Отправить ему теплую одежду было невозможно, добиваться смягчения приговора — бесполезно. Сестрам оставалось лишь молиться за отца.
Шли годы, и Зоина слава достигла нового пика. В 1941 году ей было присвоено звание лауреата Сталинской премии за участие в картине «Музыкальная история». Как и в прежних своих картинах, она сыграла роль лирической героини, в которой в России так привыкли видеть «нашу Зою»: роль простой девушки, которая работает в гараже и влюбляется в шофера такси, а он становится впоследствии оперным певцом. Звание лауреата Сталинской премии было самой высокой наградой, о которой только могла мечтать актриса, — серебряная медаль на красной ленточке с золотым профилем Сталина. Все деньги, полученные при вручении награды, Зоя отдала на благотворительные цели. В 1942 году ей снова присудили звание лауреата Сталинской премии, на этот раз за картину «фронтовые подруги».
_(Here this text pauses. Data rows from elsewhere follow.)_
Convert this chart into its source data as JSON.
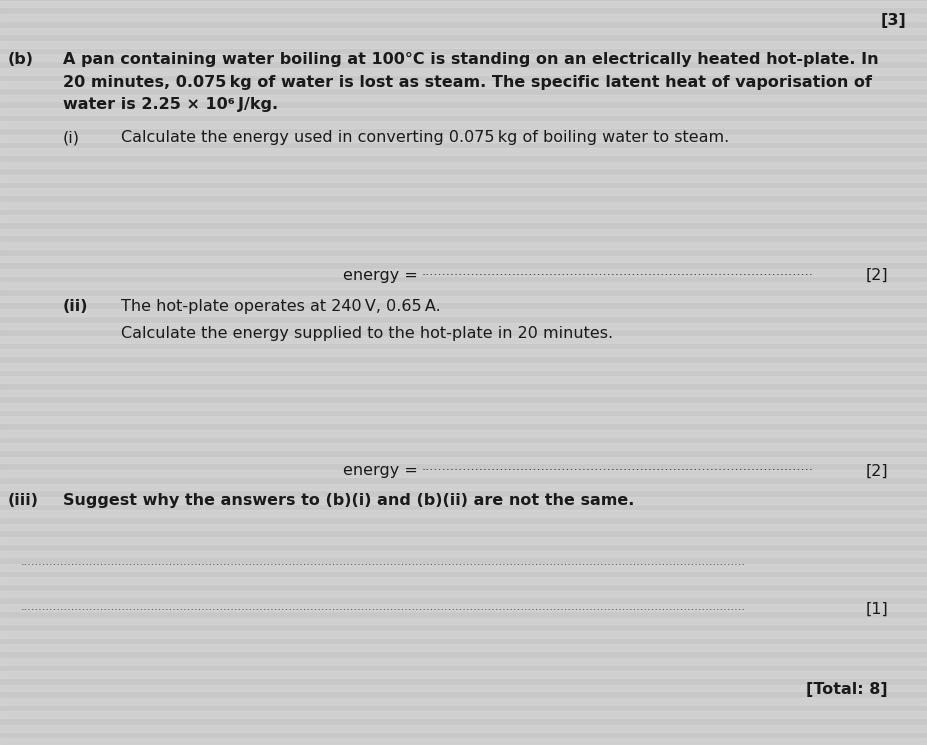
{
  "bg_color": "#c8c8c8",
  "stripe_color": "#d8d8d8",
  "text_color": "#1a1a1a",
  "fig_width": 9.27,
  "fig_height": 7.45,
  "mark_top_right": "[3]",
  "mark_i": "[2]",
  "mark_ii": "[2]",
  "mark_iii": "[1]",
  "total_mark": "[Total: 8]",
  "b_label": "(b)",
  "b_line1": "A pan containing water boiling at 100°C is standing on an electrically heated hot-plate. In",
  "b_line2": "20 minutes, 0.075 kg of water is lost as steam. The specific latent heat of vaporisation of",
  "b_line3": "water is 2.25 × 10⁶ J/kg.",
  "i_label": "(i)",
  "i_text": "Calculate the energy used in converting 0.075 kg of boiling water to steam.",
  "energy_label": "energy =",
  "ii_label": "(ii)",
  "ii_text1": "The hot-plate operates at 240 V, 0.65 A.",
  "ii_text2": "Calculate the energy supplied to the hot-plate in 20 minutes.",
  "iii_label": "(iii)",
  "iii_text": "Suggest why the answers to (b)(i) and (b)(ii) are not the same."
}
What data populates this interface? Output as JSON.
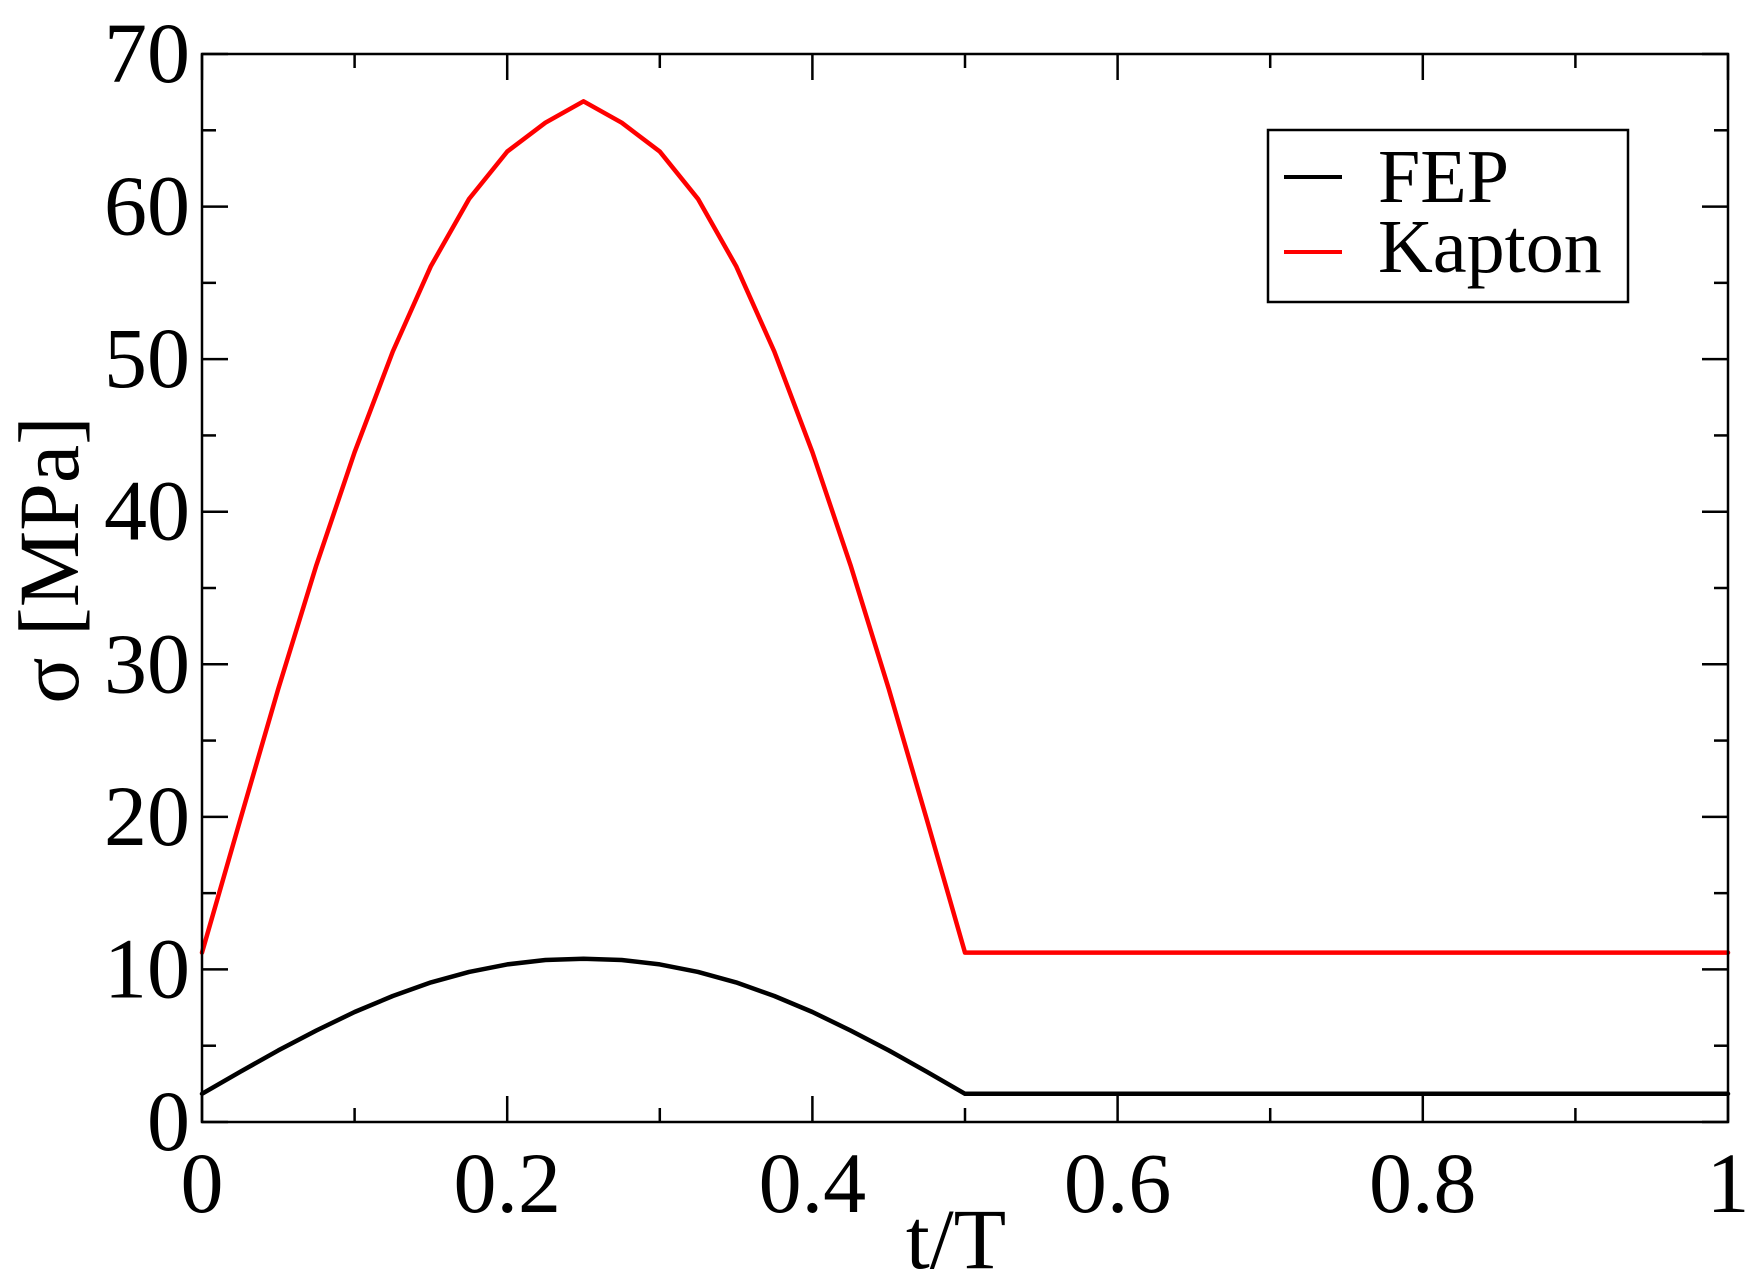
{
  "chart_data": {
    "type": "line",
    "title": "",
    "xlabel": "t/T",
    "ylabel": "σ [MPa]",
    "xlim": [
      0,
      1
    ],
    "ylim": [
      0,
      70
    ],
    "grid": false,
    "legend_position": "top-right",
    "x_ticks": [
      0,
      0.2,
      0.4,
      0.6,
      0.8,
      1
    ],
    "x_tick_labels": [
      "0",
      "0.2",
      "0.4",
      "0.6",
      "0.8",
      "1"
    ],
    "y_ticks": [
      0,
      10,
      20,
      30,
      40,
      50,
      60,
      70
    ],
    "y_tick_labels": [
      "0",
      "10",
      "20",
      "30",
      "40",
      "50",
      "60",
      "70"
    ],
    "series": [
      {
        "name": "FEP",
        "color": "#000000",
        "x": [
          0,
          0.025,
          0.05,
          0.075,
          0.1,
          0.125,
          0.15,
          0.175,
          0.2,
          0.225,
          0.25,
          0.275,
          0.3,
          0.325,
          0.35,
          0.375,
          0.4,
          0.425,
          0.45,
          0.475,
          0.5,
          0.6,
          0.7,
          0.8,
          0.9,
          1.0
        ],
        "values": [
          1.85,
          3.29,
          4.69,
          6.0,
          7.21,
          8.26,
          9.15,
          9.84,
          10.33,
          10.62,
          10.7,
          10.62,
          10.33,
          9.84,
          9.15,
          8.26,
          7.21,
          6.0,
          4.69,
          3.29,
          1.85,
          1.85,
          1.85,
          1.85,
          1.85,
          1.85
        ]
      },
      {
        "name": "Kapton",
        "color": "#ff0000",
        "x": [
          0,
          0.025,
          0.05,
          0.075,
          0.1,
          0.125,
          0.15,
          0.175,
          0.2,
          0.225,
          0.25,
          0.275,
          0.3,
          0.325,
          0.35,
          0.375,
          0.4,
          0.425,
          0.45,
          0.475,
          0.5,
          0.6,
          0.7,
          0.8,
          0.9,
          1.0
        ],
        "values": [
          11.1,
          19.8,
          28.4,
          36.5,
          43.9,
          50.5,
          56.1,
          60.5,
          63.6,
          65.5,
          66.9,
          65.5,
          63.6,
          60.5,
          56.1,
          50.5,
          43.9,
          36.5,
          28.4,
          19.8,
          11.1,
          11.1,
          11.1,
          11.1,
          11.1,
          11.1
        ]
      }
    ]
  }
}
Зоя приобрела общественный вес, вполне достаточный для того, чтобы обратиться с просьбой о встрече с Лаврентием Берией, наркомом внутренних дел, главой страшного НКВД занимавшим второе после Сталина место в государственной иерархии. Некоторые даже считали, что Берию стоит бояться больше, чем Сталина. И все же Зоя решилась попросить его за отца. «Я не знаю даже, жив ли он», — говорила она.
Берия стоял за столом, спиной к окну, из которого лился яркий солнечный свет, и она почти не видела его лица.